Global equities funds focused on any cap size all have at least one thing in common: a vast investment universe to cover. This is something Rowsell says necessitates a quantitative filter as a starting point.

“As a global fund we have a universe of around 6,000 companies we can invest in across 20 countries. The advantage of this is having the flexibility to move into areas of the world that are outperforming, and that is where our proprietary quantitative tool comes in.

“We call it ‘the matrix’. It helps us to identify where there has been positive change so we can steer the fund towards parts of the world that are working well for investors and away from those which are not.

“An example of where this has really worked for us over the past 18 months is the matrix showed falling scores for energy, materials and emerging markets, which allowed us to significantly underweight those areas before much of the fall they have seen.

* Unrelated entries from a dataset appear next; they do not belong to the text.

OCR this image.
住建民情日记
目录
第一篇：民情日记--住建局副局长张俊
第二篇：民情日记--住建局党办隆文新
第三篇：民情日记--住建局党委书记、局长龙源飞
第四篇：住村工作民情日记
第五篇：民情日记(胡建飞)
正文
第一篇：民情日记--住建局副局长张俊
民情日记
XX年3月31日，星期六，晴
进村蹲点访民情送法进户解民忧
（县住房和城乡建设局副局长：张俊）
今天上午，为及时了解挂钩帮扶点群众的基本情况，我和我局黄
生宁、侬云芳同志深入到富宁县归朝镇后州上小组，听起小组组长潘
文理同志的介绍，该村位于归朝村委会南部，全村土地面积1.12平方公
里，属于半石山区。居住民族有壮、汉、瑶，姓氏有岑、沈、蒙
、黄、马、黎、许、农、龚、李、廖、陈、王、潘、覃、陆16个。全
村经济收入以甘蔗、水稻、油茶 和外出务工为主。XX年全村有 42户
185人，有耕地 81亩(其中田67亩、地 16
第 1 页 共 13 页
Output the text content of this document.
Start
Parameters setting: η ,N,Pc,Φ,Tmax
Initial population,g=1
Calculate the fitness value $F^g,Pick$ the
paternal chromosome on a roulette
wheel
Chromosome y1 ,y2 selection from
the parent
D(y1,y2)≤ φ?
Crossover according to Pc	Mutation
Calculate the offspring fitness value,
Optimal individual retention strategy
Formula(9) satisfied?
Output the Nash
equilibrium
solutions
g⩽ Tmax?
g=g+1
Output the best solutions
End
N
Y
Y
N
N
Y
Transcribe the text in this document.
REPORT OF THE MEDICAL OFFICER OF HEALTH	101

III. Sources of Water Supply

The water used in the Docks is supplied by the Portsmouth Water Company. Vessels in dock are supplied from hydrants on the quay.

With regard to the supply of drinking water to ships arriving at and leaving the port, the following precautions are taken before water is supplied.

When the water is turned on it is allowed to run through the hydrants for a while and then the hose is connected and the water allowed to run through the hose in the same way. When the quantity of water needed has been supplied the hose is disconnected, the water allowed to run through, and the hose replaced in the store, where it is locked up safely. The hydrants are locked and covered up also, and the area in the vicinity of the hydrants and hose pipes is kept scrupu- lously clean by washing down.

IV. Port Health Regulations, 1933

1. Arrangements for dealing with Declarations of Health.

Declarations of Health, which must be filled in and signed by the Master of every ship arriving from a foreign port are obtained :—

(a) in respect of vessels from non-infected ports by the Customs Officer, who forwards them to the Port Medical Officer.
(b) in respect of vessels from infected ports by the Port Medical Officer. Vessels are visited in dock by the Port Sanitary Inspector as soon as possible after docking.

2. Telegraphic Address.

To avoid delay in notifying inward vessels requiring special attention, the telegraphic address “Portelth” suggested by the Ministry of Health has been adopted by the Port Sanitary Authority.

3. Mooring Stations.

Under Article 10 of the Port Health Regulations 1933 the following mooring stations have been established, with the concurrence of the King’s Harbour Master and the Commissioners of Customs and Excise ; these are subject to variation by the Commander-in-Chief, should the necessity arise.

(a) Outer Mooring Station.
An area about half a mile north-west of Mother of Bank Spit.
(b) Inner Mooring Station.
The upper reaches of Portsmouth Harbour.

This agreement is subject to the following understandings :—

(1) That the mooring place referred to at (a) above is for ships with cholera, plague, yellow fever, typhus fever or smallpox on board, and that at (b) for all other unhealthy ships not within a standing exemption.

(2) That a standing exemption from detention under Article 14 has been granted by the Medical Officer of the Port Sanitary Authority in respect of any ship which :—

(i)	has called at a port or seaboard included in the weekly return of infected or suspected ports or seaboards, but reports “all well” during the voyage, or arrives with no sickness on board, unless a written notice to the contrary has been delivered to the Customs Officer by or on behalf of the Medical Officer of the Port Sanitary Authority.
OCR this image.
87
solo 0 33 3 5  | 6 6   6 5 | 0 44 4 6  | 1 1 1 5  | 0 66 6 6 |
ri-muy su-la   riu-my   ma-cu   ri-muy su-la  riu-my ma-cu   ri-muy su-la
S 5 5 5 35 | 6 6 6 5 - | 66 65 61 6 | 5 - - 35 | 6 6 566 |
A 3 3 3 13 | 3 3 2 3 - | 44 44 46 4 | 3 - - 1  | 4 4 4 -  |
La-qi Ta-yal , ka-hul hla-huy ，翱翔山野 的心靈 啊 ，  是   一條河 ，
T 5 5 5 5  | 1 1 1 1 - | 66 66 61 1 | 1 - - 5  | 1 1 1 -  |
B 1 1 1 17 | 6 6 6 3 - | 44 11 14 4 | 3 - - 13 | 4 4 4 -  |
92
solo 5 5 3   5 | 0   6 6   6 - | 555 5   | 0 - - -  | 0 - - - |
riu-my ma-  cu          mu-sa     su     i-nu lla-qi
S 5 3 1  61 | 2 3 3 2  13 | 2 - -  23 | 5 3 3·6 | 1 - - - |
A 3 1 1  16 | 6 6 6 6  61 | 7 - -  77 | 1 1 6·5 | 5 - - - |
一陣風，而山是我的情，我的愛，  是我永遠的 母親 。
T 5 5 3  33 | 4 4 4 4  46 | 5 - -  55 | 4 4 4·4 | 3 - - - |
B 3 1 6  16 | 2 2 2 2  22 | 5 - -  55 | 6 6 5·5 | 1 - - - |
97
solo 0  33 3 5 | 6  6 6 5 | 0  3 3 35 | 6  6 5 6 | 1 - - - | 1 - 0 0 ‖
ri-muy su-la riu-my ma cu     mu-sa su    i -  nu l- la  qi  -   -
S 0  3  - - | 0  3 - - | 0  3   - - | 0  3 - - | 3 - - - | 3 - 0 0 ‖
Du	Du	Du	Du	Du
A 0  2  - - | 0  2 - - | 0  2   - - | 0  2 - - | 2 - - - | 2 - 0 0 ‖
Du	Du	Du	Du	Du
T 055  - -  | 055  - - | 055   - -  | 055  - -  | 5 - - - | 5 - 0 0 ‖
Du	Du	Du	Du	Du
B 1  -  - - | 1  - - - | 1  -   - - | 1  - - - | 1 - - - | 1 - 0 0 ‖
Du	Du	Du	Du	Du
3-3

“That has been a key driver of our recent outperformance,” Rowsell says.  “The flipside of that is it also helps us in deciding to go overweight Europe, which has outperformed other small-cap markets.”

Rowsell says his fund is relatively light on US stocks at the moment, although it is still comfortably the biggest part of the fund.

“We are underweight the US at 41% against 52% for the benchmark. We are not negative on the US and it is still the largest weighting in the fund, of course, but we feel there is more opportunity in the UK and Europe. We need to fund this from somewhere, so it has come from the US.”

Slice of the action

In these times of Brexit talk and concern over the public finances, Rowsell is relatively bullish on the prospects for UK small caps.

“We are positive on the UK and have a meaningful overweight of 14%. When you focus on the high-quality end of UK small caps, there are some great opportunities.” 

In continental Europe, Rowsell says Germany, as the strongest economy in Europe, is where the best companies can be found.

Looking east, and Japan is a mixed bag in Rowsell’s view, leaning just towards the positive side of things. “We were underweight in 2012 but saw a strong improvement in our matrix scores at the end of 2012 going into 2013, which was a reflection of the ‘Abenomics’ policies lifting corporates.

“We have been neutral or slightly overweight since that point. We have started to notice some improvements in corporate governance to bring things closer to western standards coming in, such as more independent members on boards,” he says.

In terms of sector exposure, industrials, consumer and financials are Rowsell’s favourites. “Most of the companies in our industrials holdings are actually services companies rather than capital goods makers, which have been big underperformers recently,” he explains.

“We have a pretty broad spread of consumer companies. Ted Baker is a good example of what we like as it is a very strong brand that is successful in its local markets and is about to take it global.

“Domino’s Pizza is an example of a company that has been very successful in using technology to grow its sales. It has built a website and app that allows people to order online, and that has been very good for the company.”